Betuel depicts the nebulous feeling of being a teen. Things that seem concrete one day change dramatically the next. Harlan’s relationship with his girlfriend ends for reasons he can’t understand. He comes home to find that his single dad has remarried and their house has been refurnished with pink pillows and drapery. Vince, because of his parents’ divorce, is forced to leave Brooklyn for New Mexico....The confusing uncertainty of being a teen, the feeling that the world is out of control is echoed and expanded through the notion of the space/time warp.


I appreciate Steingroot’s explanation of the film's leitmotif or modus operandi, here, and feel that it holds up well. Space/time does seem to operate in strange ways when you’re a teenager.  Life either moves too fast, or too slow, right?  Friendships change, perceptions change, and even bodies change, day-to-day.  Steingroot's thesis makes a re-watch of My Science Project much richer and much more thought-provoking.

Hailing from the age that brought us Back to the Future, Real Genius, and Explorers, to name just a few, My Science Project doesn’t earn an automatic “A,” perhaps, despite such a  worthwhile (and thoughtful) attempt to fully rehabilitate the picture.

Why? Well, for much of its running time, My Science Project lacks the visual and narrative classicism of a Spielberg or Dante film, missing that mark by quite a margin. 

But perhaps the movie deserves some extra credit all these years later for its self-reflexive approach to culture, and its (not-always-successful) attempt to put the sixties squarely in Harlan’s rear-view mirror. 

And if we accept the time warp as a metaphor for turbulent adolescence, perhaps there’s even more  to like and appreciate in My Science Project than meets the eye.

3 comments:

  1. woodchuckgod10:00 AM

    Fun and thoughtful review, as ever!

    I watched this several times, and while certainly I enjoyed it, I find that your comment about the movie being largely not memorable does ring true. When I see the title, the one moment that comes into my head is late in the film, when our heroes run into the gladiator who angrily talks to them in (I presume) Italian. When asked to translate the gladiator's words, I recall Vinnie replying "He's going to kick our ass." I'd like to think that's funnier if you know Italian but regardless - it was the point that always made me laugh, and so I remember it first. (followed by the neon middle-finger emerging from the car trunk bit, if I'm going to be truly honest.)

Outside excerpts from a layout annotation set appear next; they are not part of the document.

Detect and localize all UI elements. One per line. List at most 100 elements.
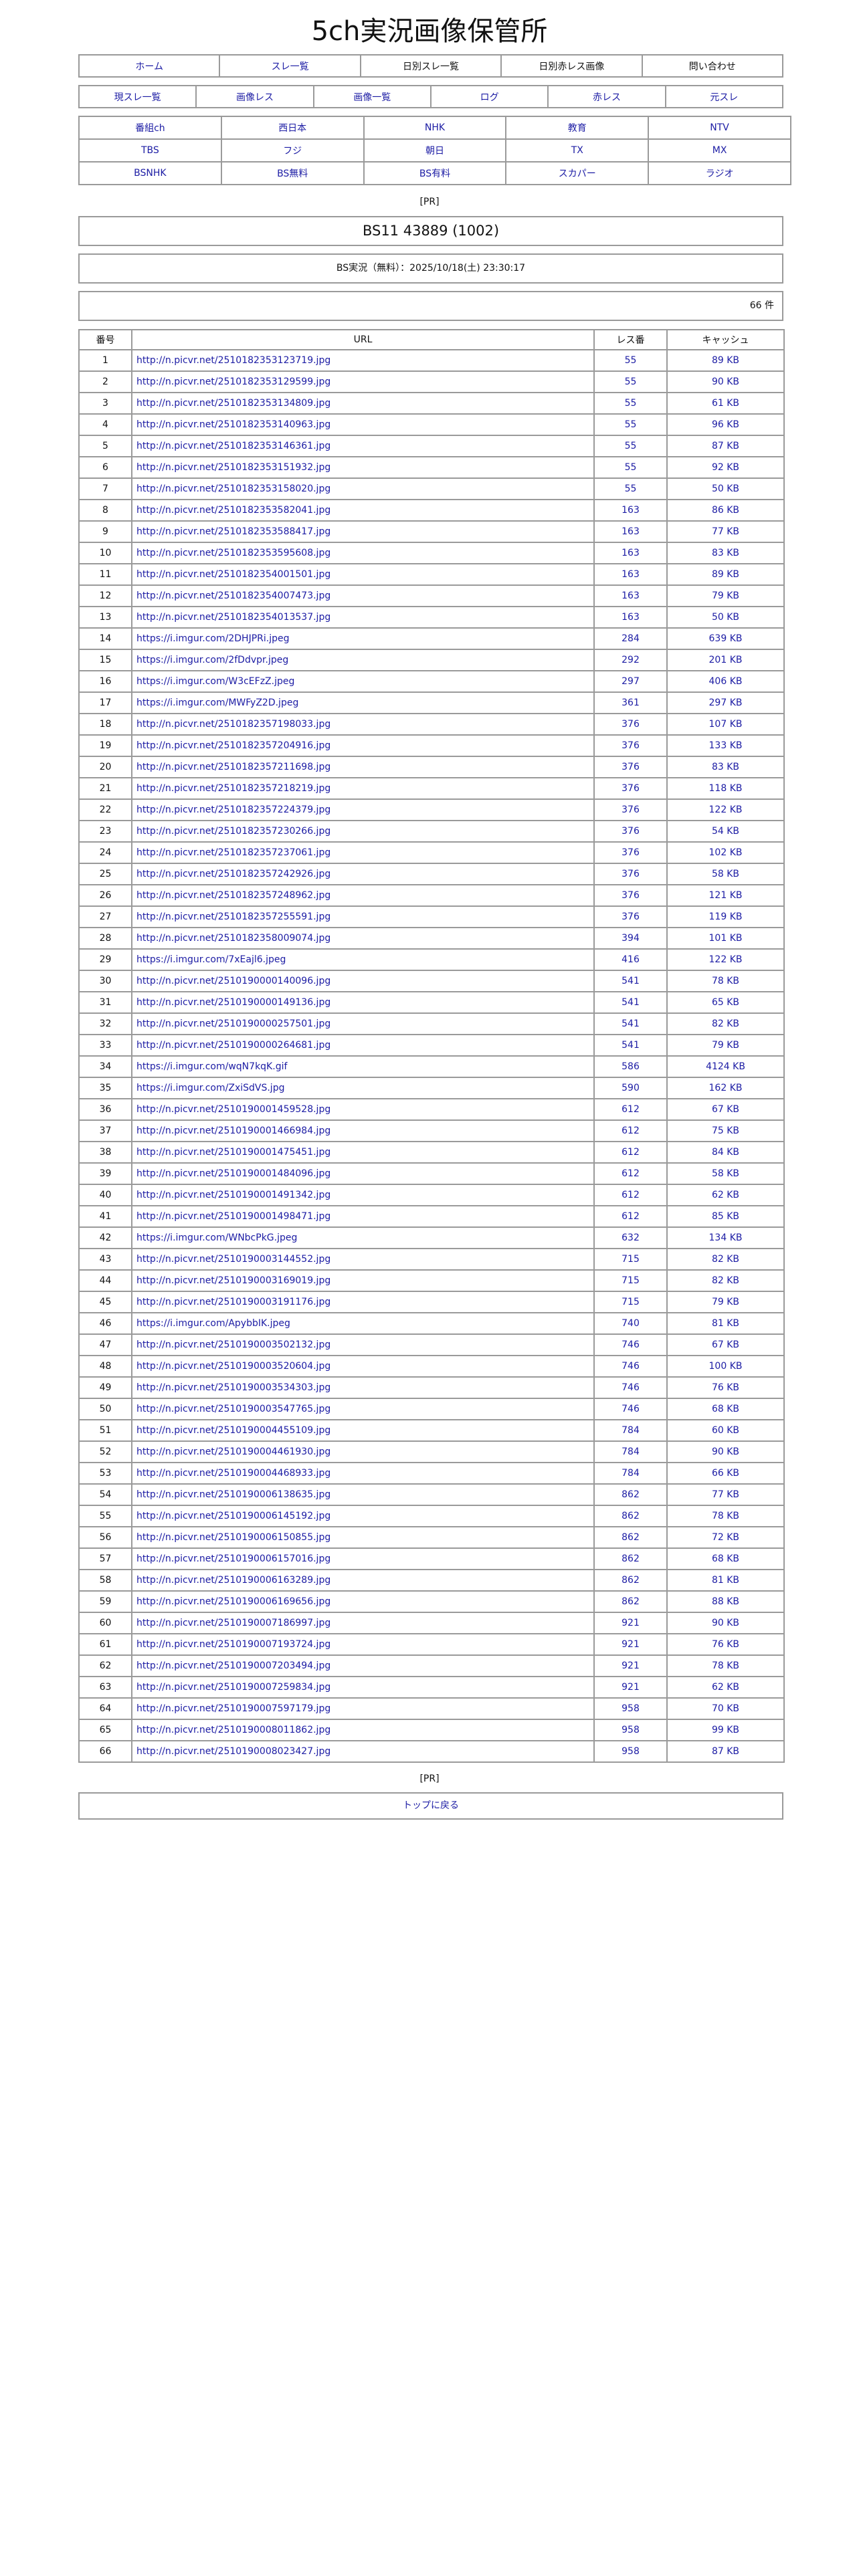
res-number-link[interactable]: 612 [622, 1125, 640, 1136]
res-number-link[interactable]: 163 [622, 548, 640, 558]
cache-link[interactable]: 78 KB [711, 1511, 740, 1521]
channel-link[interactable]: スカパー [558, 169, 596, 179]
cache-link[interactable]: 90 KB [711, 377, 740, 387]
image-url-link[interactable]: http://n.picvr.net/2510182354001501.jpg [136, 569, 331, 580]
channel-nav-cell[interactable]: TBS [78, 138, 222, 163]
image-url-link[interactable]: http://n.picvr.net/2510190003502132.jpg [136, 1339, 331, 1350]
res-number-link[interactable]: 55 [624, 419, 637, 430]
image-url-link[interactable]: http://n.picvr.net/2510182357255591.jpg [136, 911, 331, 922]
image-url-link[interactable]: http://n.picvr.net/2510182357230266.jpg [136, 826, 331, 837]
res-number-link[interactable]: 921 [622, 1639, 640, 1650]
channel-link[interactable]: NHK [424, 122, 446, 133]
image-url-link[interactable]: http://n.picvr.net/2510190003191176.jpg [136, 1297, 331, 1307]
image-url-link[interactable]: http://n.picvr.net/2510190001484096.jpg [136, 1168, 331, 1179]
cache-link[interactable]: 4124 KB [706, 1061, 745, 1072]
channel-link[interactable]: BSNHK [134, 168, 167, 179]
cache-link[interactable]: 118 KB [708, 783, 743, 794]
image-url-link[interactable]: http://n.picvr.net/2510182353129599.jpg [136, 377, 331, 387]
res-number-link[interactable]: 541 [622, 976, 640, 986]
res-number-link[interactable]: 541 [622, 1040, 640, 1051]
thread-nav-cell[interactable]: 画像一覧 [312, 85, 432, 108]
image-url-link[interactable]: http://n.picvr.net/2510190001466984.jpg [136, 1125, 331, 1136]
cache-link[interactable]: 99 KB [711, 1725, 740, 1735]
image-url-link[interactable]: http://n.picvr.net/2510182353582041.jpg [136, 505, 331, 516]
image-url-link[interactable]: https://i.imgur.com/ZxiSdVS.jpg [136, 1083, 285, 1093]
cache-link[interactable]: 90 KB [711, 1618, 740, 1628]
cache-link[interactable]: 79 KB [711, 1297, 740, 1307]
cache-link[interactable]: 119 KB [708, 911, 743, 922]
image-url-link[interactable]: http://n.picvr.net/2510182353158020.jpg [136, 484, 331, 494]
cache-link[interactable]: 72 KB [711, 1532, 740, 1543]
cache-link[interactable]: 70 KB [711, 1703, 740, 1714]
image-url-link[interactable]: http://n.picvr.net/2510182353146361.jpg [136, 441, 331, 451]
channel-nav-cell[interactable]: 教育 [505, 116, 650, 140]
image-url-link[interactable]: http://n.picvr.net/2510182353123719.jpg [136, 355, 331, 366]
channel-nav-cell[interactable]: 朝日 [363, 138, 507, 163]
cache-link[interactable]: 62 KB [711, 1190, 740, 1200]
res-number-link[interactable]: 586 [622, 1061, 640, 1072]
channel-link[interactable]: NTV [710, 122, 729, 133]
image-url-link[interactable]: http://n.picvr.net/2510190008011862.jpg [136, 1725, 331, 1735]
res-number-link[interactable]: 163 [622, 612, 640, 623]
image-url-link[interactable]: http://n.picvr.net/2510190000149136.jpg [136, 997, 331, 1008]
nav-link-1[interactable]: スレ一覧 [271, 61, 309, 72]
cache-link[interactable]: 50 KB [711, 612, 740, 623]
channel-link[interactable]: 朝日 [425, 146, 444, 156]
image-url-link[interactable]: http://n.picvr.net/2510190007203494.jpg [136, 1660, 331, 1671]
cache-link[interactable]: 61 KB [711, 398, 740, 409]
res-number-link[interactable]: 163 [622, 526, 640, 537]
res-number-link[interactable]: 862 [622, 1596, 640, 1607]
cache-link[interactable]: 133 KB [708, 740, 743, 751]
cache-link[interactable]: 78 KB [711, 1660, 740, 1671]
cache-link[interactable]: 79 KB [711, 1040, 740, 1051]
thread-nav-link-2[interactable]: 画像一覧 [353, 92, 391, 103]
res-number-link[interactable]: 715 [622, 1275, 640, 1286]
image-url-link[interactable]: http://n.picvr.net/2510182358009074.jpg [136, 933, 331, 944]
image-url-link[interactable]: http://n.picvr.net/2510190006138635.jpg [136, 1489, 331, 1500]
image-url-link[interactable]: https://i.imgur.com/2fDdvpr.jpeg [136, 655, 289, 665]
thread-nav-link-1[interactable]: 画像レス [235, 92, 274, 103]
image-url-link[interactable]: http://n.picvr.net/2510182353151932.jpg [136, 462, 331, 473]
cache-link[interactable]: 58 KB [711, 1168, 740, 1179]
image-url-link[interactable]: http://n.picvr.net/2510182354013537.jpg [136, 612, 331, 623]
cache-link[interactable]: 82 KB [711, 1275, 740, 1286]
image-url-link[interactable]: http://n.picvr.net/2510182354007473.jpg [136, 591, 331, 601]
cache-link[interactable]: 76 KB [711, 1639, 740, 1650]
res-number-link[interactable]: 746 [622, 1339, 640, 1350]
res-number-link[interactable]: 784 [622, 1468, 640, 1479]
back-to-top-link[interactable]: トップに戻る [403, 1800, 459, 1811]
cache-link[interactable]: 134 KB [708, 1232, 743, 1243]
image-url-link[interactable]: http://n.picvr.net/2510190007259834.jpg [136, 1682, 331, 1693]
image-url-link[interactable]: http://n.picvr.net/2510182357218219.jpg [136, 783, 331, 794]
cache-link[interactable]: 78 KB [711, 976, 740, 986]
cache-link[interactable]: 82 KB [711, 1254, 740, 1265]
channel-link[interactable]: ラジオ [705, 169, 734, 179]
cache-link[interactable]: 83 KB [711, 762, 740, 772]
channel-link[interactable]: TBS [141, 145, 159, 156]
image-url-link[interactable]: http://n.picvr.net/2510182353134809.jpg [136, 398, 331, 409]
image-url-link[interactable]: http://n.picvr.net/2510190006145192.jpg [136, 1511, 331, 1521]
res-number-link[interactable]: 958 [622, 1703, 640, 1714]
res-number-link[interactable]: 376 [622, 783, 640, 794]
image-url-link[interactable]: http://n.picvr.net/2510182357211698.jpg [136, 762, 331, 772]
cache-link[interactable]: 87 KB [711, 1746, 740, 1757]
image-url-link[interactable]: http://n.picvr.net/2510190006150855.jpg [136, 1532, 331, 1543]
res-number-link[interactable]: 746 [622, 1404, 640, 1414]
image-url-link[interactable]: http://n.picvr.net/2510190003534303.jpg [136, 1382, 331, 1393]
image-url-link[interactable]: http://n.picvr.net/2510190006169656.jpg [136, 1596, 331, 1607]
image-url-link[interactable]: http://n.picvr.net/2510190001459528.jpg [136, 1104, 331, 1115]
cache-link[interactable]: 89 KB [711, 355, 740, 366]
channel-link[interactable]: 番組ch [135, 123, 165, 134]
image-url-link[interactable]: http://n.picvr.net/2510190001491342.jpg [136, 1190, 331, 1200]
res-number-link[interactable]: 612 [622, 1211, 640, 1222]
channel-nav-cell[interactable]: BS無料 [220, 161, 365, 185]
channel-nav-cell[interactable]: MX [648, 138, 791, 163]
res-number-link[interactable]: 55 [624, 377, 637, 387]
cache-link[interactable]: 84 KB [711, 1147, 740, 1158]
image-url-link[interactable]: http://n.picvr.net/2510182357242926.jpg [136, 869, 331, 879]
cache-link[interactable]: 67 KB [711, 1339, 740, 1350]
image-url-link[interactable]: http://n.picvr.net/2510190004461930.jpg [136, 1446, 331, 1457]
res-number-link[interactable]: 376 [622, 740, 640, 751]
channel-nav-cell[interactable]: ラジオ [648, 161, 791, 185]
res-number-link[interactable]: 284 [622, 633, 640, 644]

    But... not much else, sadly.

    That said, though - I enjoyed it, and I like Steingroot's take on it as wel.

    ReplyDelete
  2. My Science Project is an '80s film that with a more defined script could have been even a movie trilogy like Back To The Future. John, I agree with your one point regarding the T-Rex being a more important part of this film. I still consider My Science Project as one of the extremely interesting '80s films.

    SGB

    ReplyDelete
  3. Give me this over any of Spielberg's maudlin crap anyday. Not as good as Real Genius, but miles, and miles ahead of Weird Science.